When Andretti began negotiating with Chevrolet midway through last season, Sato and his representatives began negotiating with other Honda teams. Sato has a contract with Honda, and by the time Andretti decided to remain as a Honda team, Sato had already reached an agreement with Rahal Letterman Lanigan Racing beginning this season.

So, in a sense, Wednesday night was a bit bittersweet for both.

“I’m disappointed he is not driving for us this year; it’s a little strange being here with this situation, but that’s the way it goes,” Andretti said. “With Takuma, I really like the guy a lot. He’s a great guy. The reasons why he is not here had nothing to do with Takuma.

“I’m very happy with our lineup with four American drivers in 2018, and that is pretty cool. That is done by accident, but I’m happy with the way that has turned out.”

Andretti earned his fifth Indianapolis 500 victory as a team owner, each with a different driver. Andretti also was the winning owner in 2005 with Dan Wheldon, 2007 with Dario Franchitti, 2014 with Ryan Hunter-Reay and 2016 with Alexander Rossi.

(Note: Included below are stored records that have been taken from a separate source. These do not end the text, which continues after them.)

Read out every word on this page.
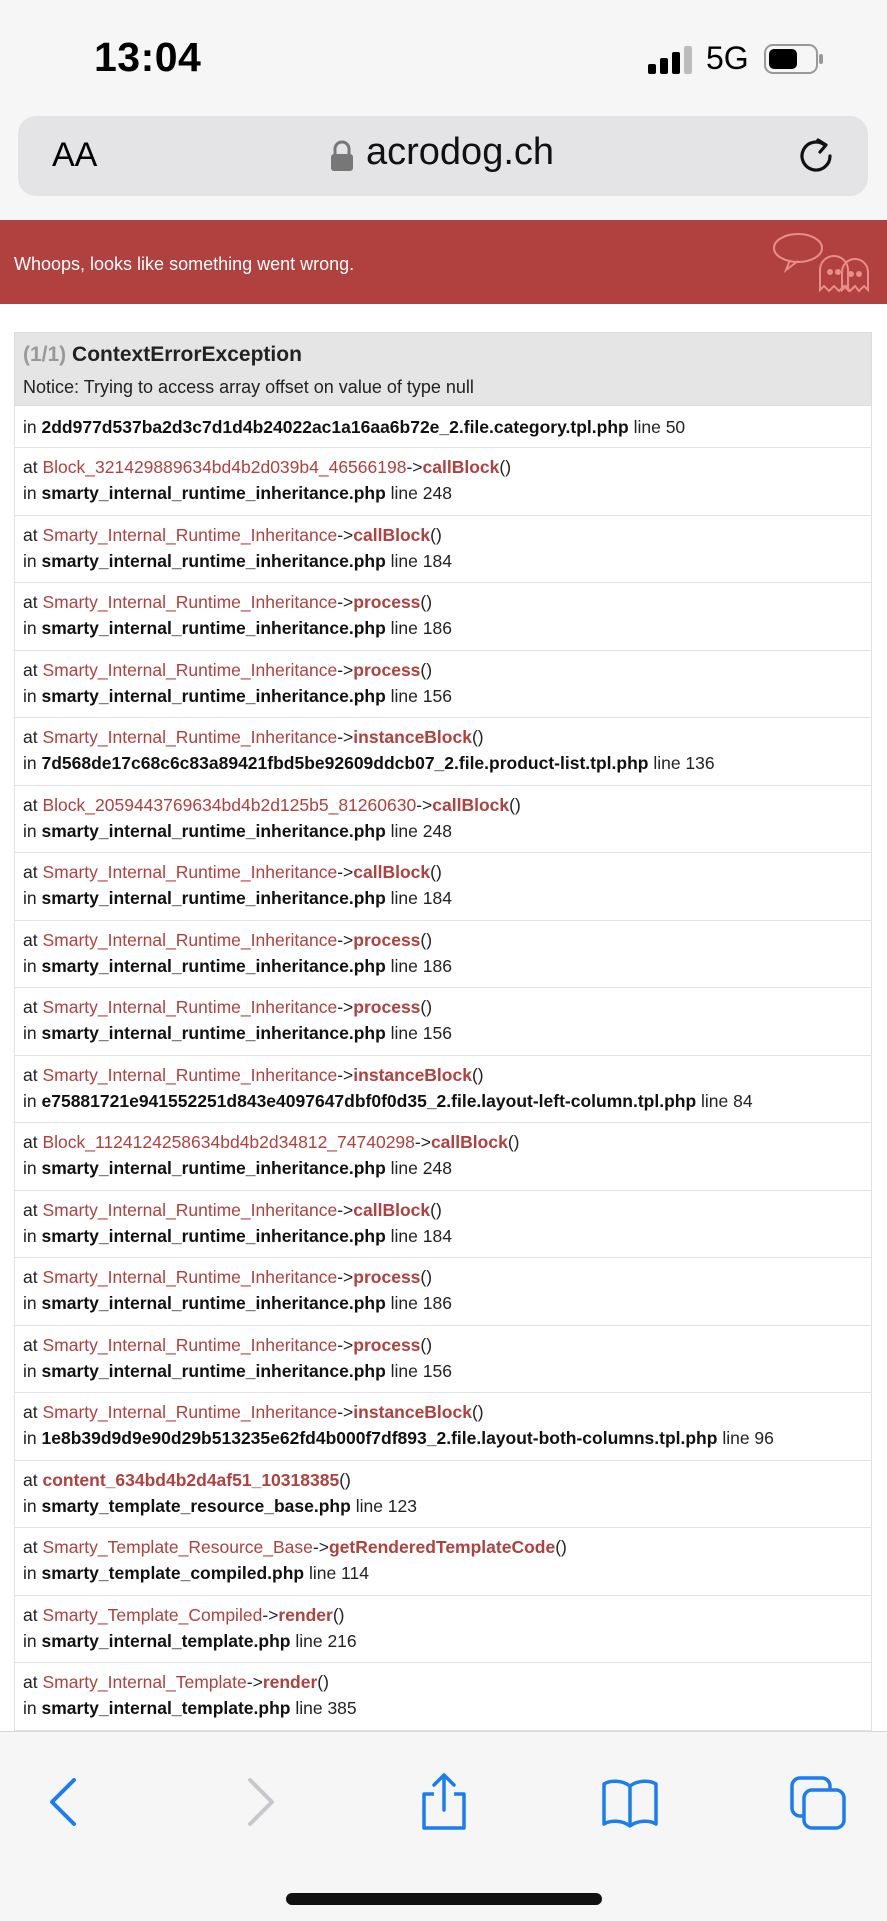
13:04	5G
AA	acrodog.ch
Whoops, looks like something went wrong.
(1/1) ContextErrorException
Notice: Trying to access array offset on value of type null
in 2dd977d537ba2d3c7d1d4b24022ac1a16aa6b72e_2.file.category.tpl.php line 50
at Block_321429889634bd4b2d039b4_46566198->callBlock()
in smarty_internal_runtime_inheritance.php line 248
at Smarty_Internal_Runtime_Inheritance->callBlock()
in smarty_internal_runtime_inheritance.php line 184
at Smarty_Internal_Runtime_Inheritance->process()
in smarty_internal_runtime_inheritance.php line 186
at Smarty_Internal_Runtime_Inheritance->process()
in smarty_internal_runtime_inheritance.php line 156
at Smarty_Internal_Runtime_Inheritance->instanceBlock()
in 7d568de17c68c6c83a89421fbd5be92609ddcb07_2.file.product-list.tpl.php line 136
at Block_2059443769634bd4b2d125b5_81260630->callBlock()
in smarty_internal_runtime_inheritance.php line 248
at Smarty_Internal_Runtime_Inheritance->callBlock()
in smarty_internal_runtime_inheritance.php line 184
at Smarty_Internal_Runtime_Inheritance->process()
in smarty_internal_runtime_inheritance.php line 186
at Smarty_Internal_Runtime_Inheritance->process()
in smarty_internal_runtime_inheritance.php line 156
at Smarty_Internal_Runtime_Inheritance->instanceBlock()
in e75881721e941552251d843e4097647dbf0f0d35_2.file.layout-left-column.tpl.php line 84
at Block_1124124258634bd4b2d34812_74740298->callBlock()
in smarty_internal_runtime_inheritance.php line 248
at Smarty_Internal_Runtime_Inheritance->callBlock()
in smarty_internal_runtime_inheritance.php line 184
at Smarty_Internal_Runtime_Inheritance->process()
in smarty_internal_runtime_inheritance.php line 186
at Smarty_Internal_Runtime_Inheritance->process()
in smarty_internal_runtime_inheritance.php line 156
at Smarty_Internal_Runtime_Inheritance->instanceBlock()
in 1e8b39d9d9e90d29b513235e62fd4b000f7df893_2.file.layout-both-columns.tpl.php line 96
at content_634bd4b2d4af51_10318385()
in smarty_template_resource_base.php line 123
at Smarty_Template_Resource_Base->getRenderedTemplateCode()
in smarty_template_compiled.php line 114
at Smarty_Template_Compiled->render()
in smarty_internal_template.php line 216
at Smarty_Internal_Template->render()
in smarty_internal_template.php line 385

Ironically, three of those five winners were with different teams the following year. Wheldon left for Chip Ganassi Racing in 2006, Franchitti left for Ganassi’s NASCAR team in 2008 and Sato in 2018.

Andretti is tied with Chip Ganassi for second on the all-time Indianapolis 500 victory list among team owners. Four of Ganassi’s wins came as owner of Chip Ganassi Racing, with the fifth as co-owner of Pat Patrick Racing in 1989. Roger Penske leads all owners with 16 victories in ‘The Greatest Spectacle in Racing.’

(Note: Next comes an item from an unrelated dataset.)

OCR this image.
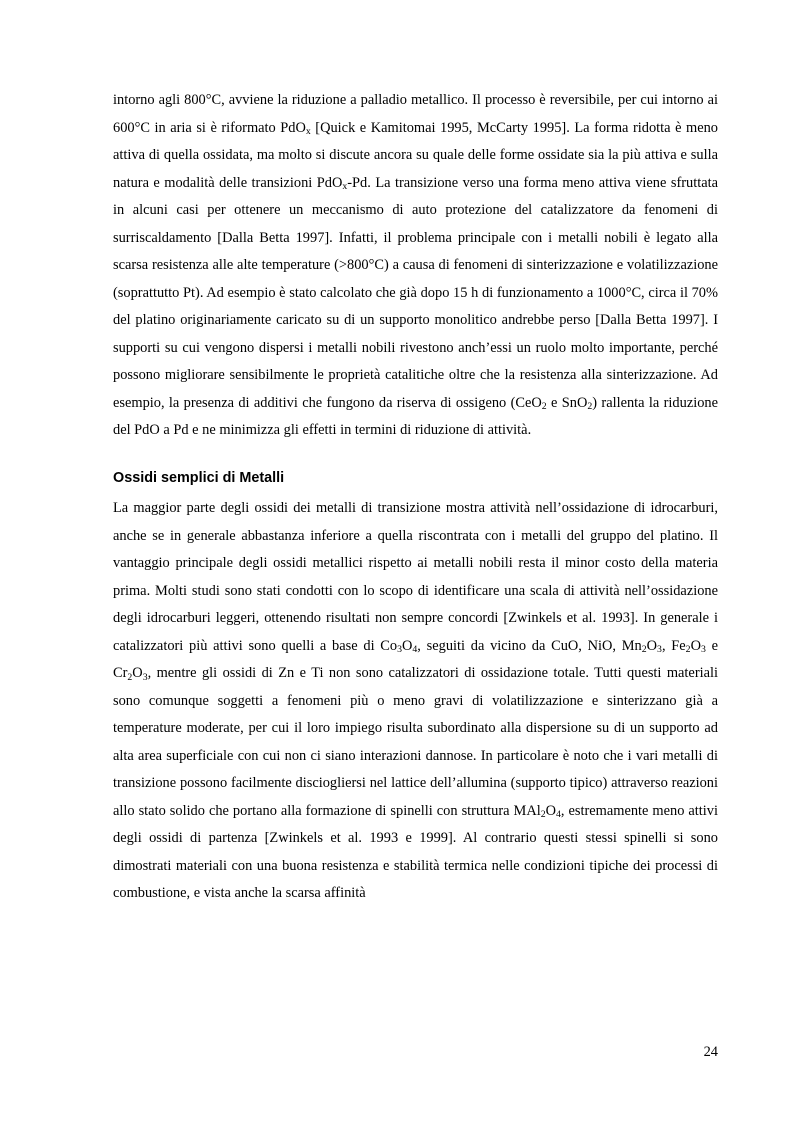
intorno agli 800°C, avviene la riduzione a palladio metallico. Il processo è reversibile, per cui intorno ai 600°C in aria si è riformato PdO$_x$ [Quick e Kamitomai 1995, McCarty 1995]. La forma ridotta è meno attiva di quella ossidata, ma molto si discute ancora su quale delle forme ossidate sia la più attiva e sulla natura e modalità delle transizioni PdO$_x$-Pd. La transizione verso una forma meno attiva viene sfruttata in alcuni casi per ottenere un meccanismo di auto protezione del catalizzatore da fenomeni di surriscaldamento [Dalla Betta 1997]. Infatti, il problema principale con i metalli nobili è legato alla scarsa resistenza alle alte temperature (>800°C) a causa di fenomeni di sinterizzazione e volatilizzazione (soprattutto Pt). Ad esempio è stato calcolato che già dopo 15 h di funzionamento a 1000°C, circa il 70% del platino originariamente caricato su di un supporto monolitico andrebbe perso [Dalla Betta 1997]. I supporti su cui vengono dispersi i metalli nobili rivestono anch’essi un ruolo molto importante, perché possono migliorare sensibilmente le proprietà catalitiche oltre che la resistenza alla sinterizzazione. Ad esempio, la presenza di additivi che fungono da riserva di ossigeno (CeO$_2$ e SnO$_2$) rallenta la riduzione del PdO a Pd e ne minimizza gli effetti in termini di riduzione di attività.

Ossidi semplici di Metalli

La maggior parte degli ossidi dei metalli di transizione mostra attività nell’ossidazione di idrocarburi, anche se in generale abbastanza inferiore a quella riscontrata con i metalli del gruppo del platino. Il vantaggio principale degli ossidi metallici rispetto ai metalli nobili resta il minor costo della materia prima. Molti studi sono stati condotti con lo scopo di identificare una scala di attività nell’ossidazione degli idrocarburi leggeri, ottenendo risultati non sempre concordi [Zwinkels et al. 1993]. In generale i catalizzatori più attivi sono quelli a base di $Co_3O_4$, seguiti da vicino da CuO, NiO, $Mn_2O_3$, $Fe_2O_3$ e $Cr_2O_3$, mentre gli ossidi di Zn e Ti non sono catalizzatori di ossidazione totale. Tutti questi materiali sono comunque soggetti a fenomeni più o meno gravi di volatilizzazione e sinterizzano già a temperature moderate, per cui il loro impiego risulta subordinato alla dispersione su di un supporto ad alta area superficiale con cui non ci siano interazioni dannose. In particolare è noto che i vari metalli di transizione possono facilmente disciogliersi nel lattice dell’allumina (supporto tipico) attraverso reazioni allo stato solido che portano alla formazione di spinelli con struttura $MAl_2O_4$, estremamente meno attivi degli ossidi di partenza [Zwinkels et al. 1993 e 1999]. Al contrario questi stessi spinelli si sono dimostrati materiali con una buona resistenza e stabilità termica nelle condizioni tipiche dei processi di combustione, e vista anche la scarsa affinità

24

This was the first time a driver from Japan was on stage at the ‘Motor City’ to celebrate the Indy 500 victory.

“It was cool to win the 100th running in 2016 and be part of that history and then to back it up with the first Japanese winner in a Honda car in the Indy 500, that’s so cool that it was our car,” Andretti said. “I never got to win the Indy 500 as a driver, and maybe I was meant to win it a lot of times as an owner. I’m very happy with this part of my life and feel very fortunate to know that we are a five-time winner as an owner, and hopefully, before I hit the grave, I’ll be knocking on Roger Penske’s record.

“BorgWarner is about history, and it’s great that this tradition is continuing.”

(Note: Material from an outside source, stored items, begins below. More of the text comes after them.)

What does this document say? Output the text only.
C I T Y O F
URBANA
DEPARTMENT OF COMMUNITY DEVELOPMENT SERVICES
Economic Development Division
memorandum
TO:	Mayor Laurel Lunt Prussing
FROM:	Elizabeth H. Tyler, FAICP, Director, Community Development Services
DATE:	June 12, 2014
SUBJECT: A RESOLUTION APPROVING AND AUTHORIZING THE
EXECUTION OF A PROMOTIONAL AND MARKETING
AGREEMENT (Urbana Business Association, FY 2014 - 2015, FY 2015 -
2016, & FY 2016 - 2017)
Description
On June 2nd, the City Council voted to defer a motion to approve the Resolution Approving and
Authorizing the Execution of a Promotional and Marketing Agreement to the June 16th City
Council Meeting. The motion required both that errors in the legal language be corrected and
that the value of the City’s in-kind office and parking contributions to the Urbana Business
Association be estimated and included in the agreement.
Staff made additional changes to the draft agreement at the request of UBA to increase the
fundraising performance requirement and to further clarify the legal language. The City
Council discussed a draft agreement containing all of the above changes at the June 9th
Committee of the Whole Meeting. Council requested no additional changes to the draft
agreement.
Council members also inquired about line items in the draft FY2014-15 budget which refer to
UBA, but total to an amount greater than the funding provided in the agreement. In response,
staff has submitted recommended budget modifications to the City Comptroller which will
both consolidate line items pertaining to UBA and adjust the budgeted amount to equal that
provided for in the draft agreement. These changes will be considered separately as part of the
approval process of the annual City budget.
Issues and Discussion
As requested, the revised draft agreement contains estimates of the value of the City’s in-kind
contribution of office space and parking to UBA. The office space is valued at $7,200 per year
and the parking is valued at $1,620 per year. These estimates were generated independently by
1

In December, the Borg-Warner Trophy left the United States for the first time in its history that began in 1936. The trophy was part of a two-week celebration tour of Japan where his Indy 500 triumph was extremely well-received.

“I wanted to have the trophy beside me, and the fans loved it,” Sato said. “It was a fantastic two weeks for the fans and for BorgWarner.

“In Japan, we don’t have one Motor City. The manufacturers are all located in different cities but Honda is located in Mia. So to become the first Japanese driver in Detroit to get the “Baby Borg” — it’s quite an honor. To be part of this in Detroit is fantastic.

“This was a special, special moment for us winning the Indianapolis 500.”